Mais ce qui peut-être a le plus donné aussi des raisons d’un optimisme raisonné, mais réel, ce sont les témoignages d’expériences dans les ateliers et les échanges souvent passionnants qui ont suivi. Ici un PPRE qui part vraiment des besoins des élèves, là, en primaire, un « journal des apprentissages » qui permet une appropriation progressive plus forte des compétences nécessaires. Là encore, le récit d’interventions de parents d’élèves ou de l’action de maitres E.
Ce foisonnement de pratiques donnera, sans aucun doute, une publication de grande qualité.

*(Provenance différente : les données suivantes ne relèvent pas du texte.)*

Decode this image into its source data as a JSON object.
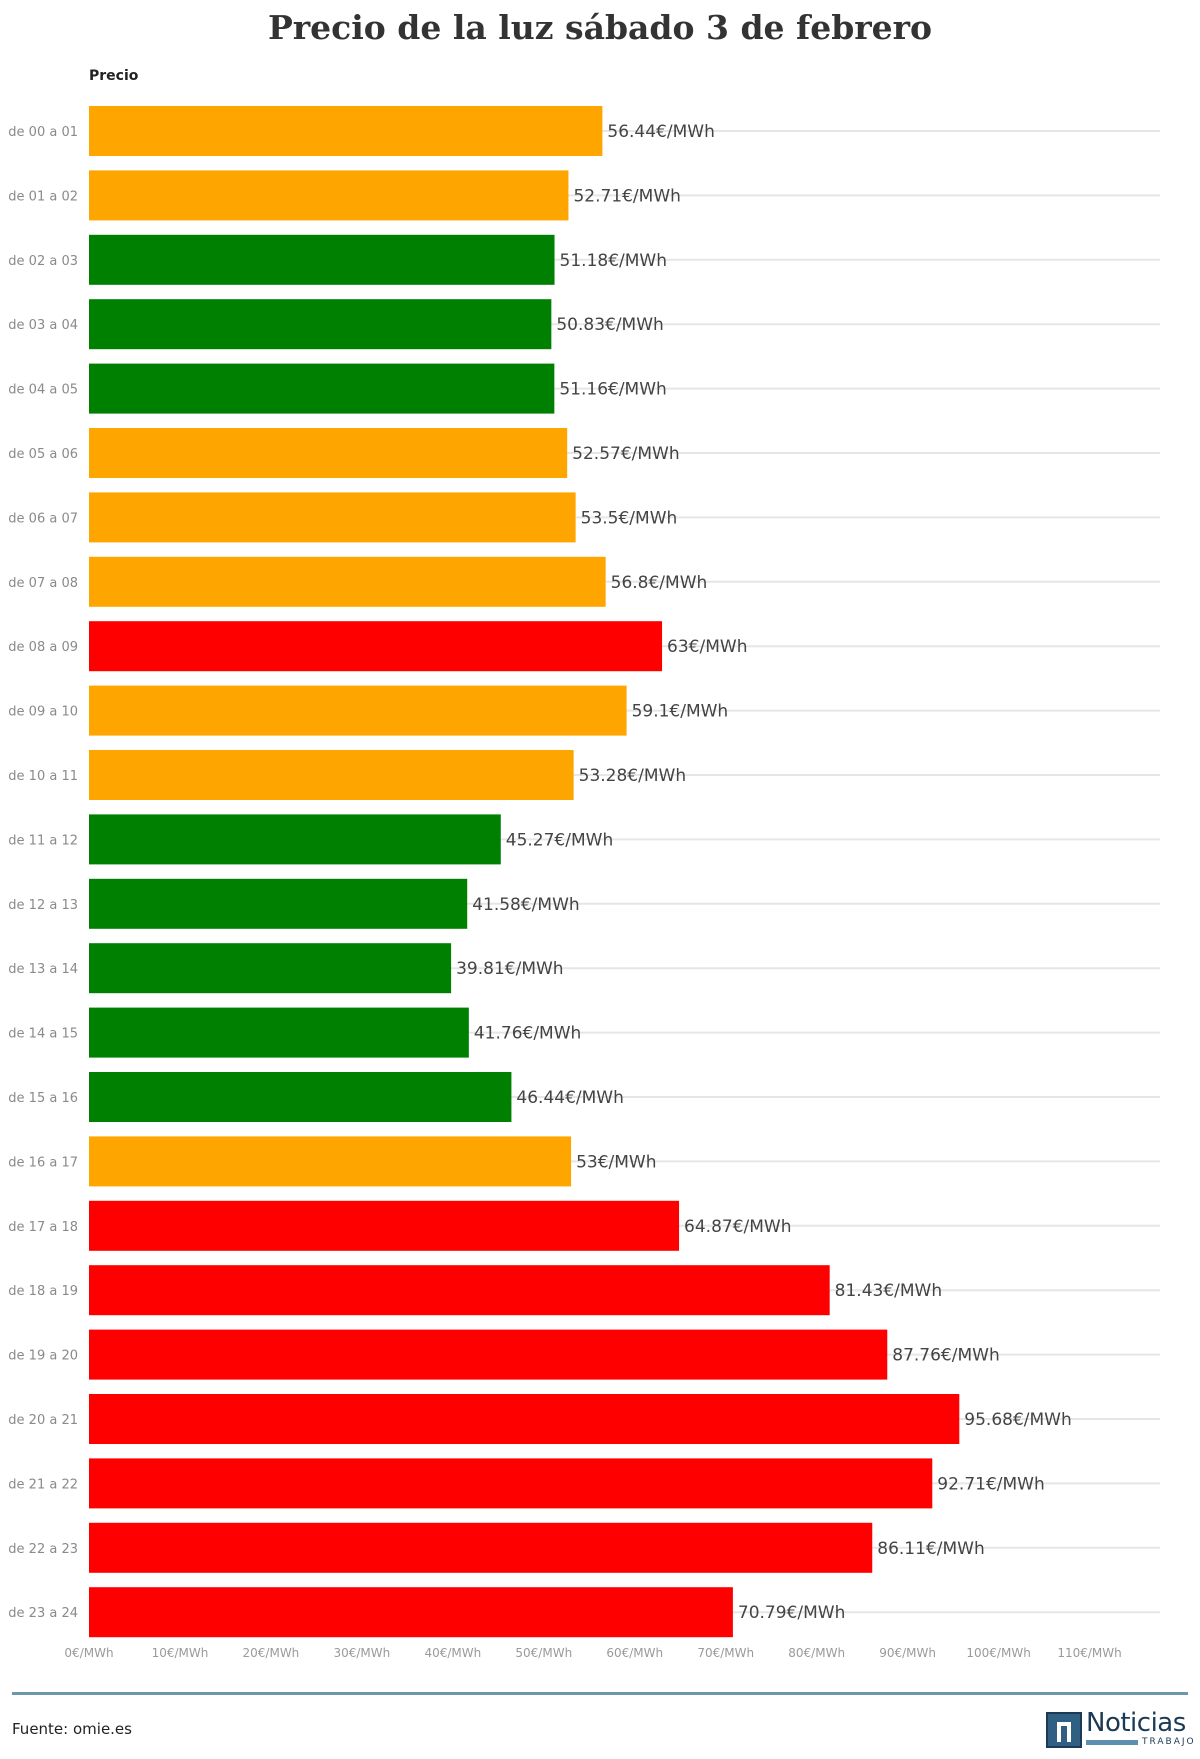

Le colloque s’est prolongé par l’assemblée générale du CRAP-Cahiers pédagogiques, où ont été discutés les projets du mouvement pour les prochains mois. Un dynamisme fort, marqué par le grand nombre d’adhésions qui a suivi l’annonce des mauvais coups ministériels l’été dernier contre le CRAP.
On peut parier que le thème de l’accompagnement... accompagnera la réflexion du CRAP ces prochains mois.
Jean-Michel Zakhartchouk
Florilège de quelques propos tenus lors du colloque
« La pédagogie de soutien permet de « prouver » que le système scolaire dans le mode simultané fait ce qu’il faut pour évoluer, elle aménage, alors qu’il aurait fallu changer la pédagogie dans la rupture. Le changement intégré dans l’institution ne permet pas le développement de la pédagogie différenciée dont l’institutionnalisation de la pédagogie de soutien a signé la mort. »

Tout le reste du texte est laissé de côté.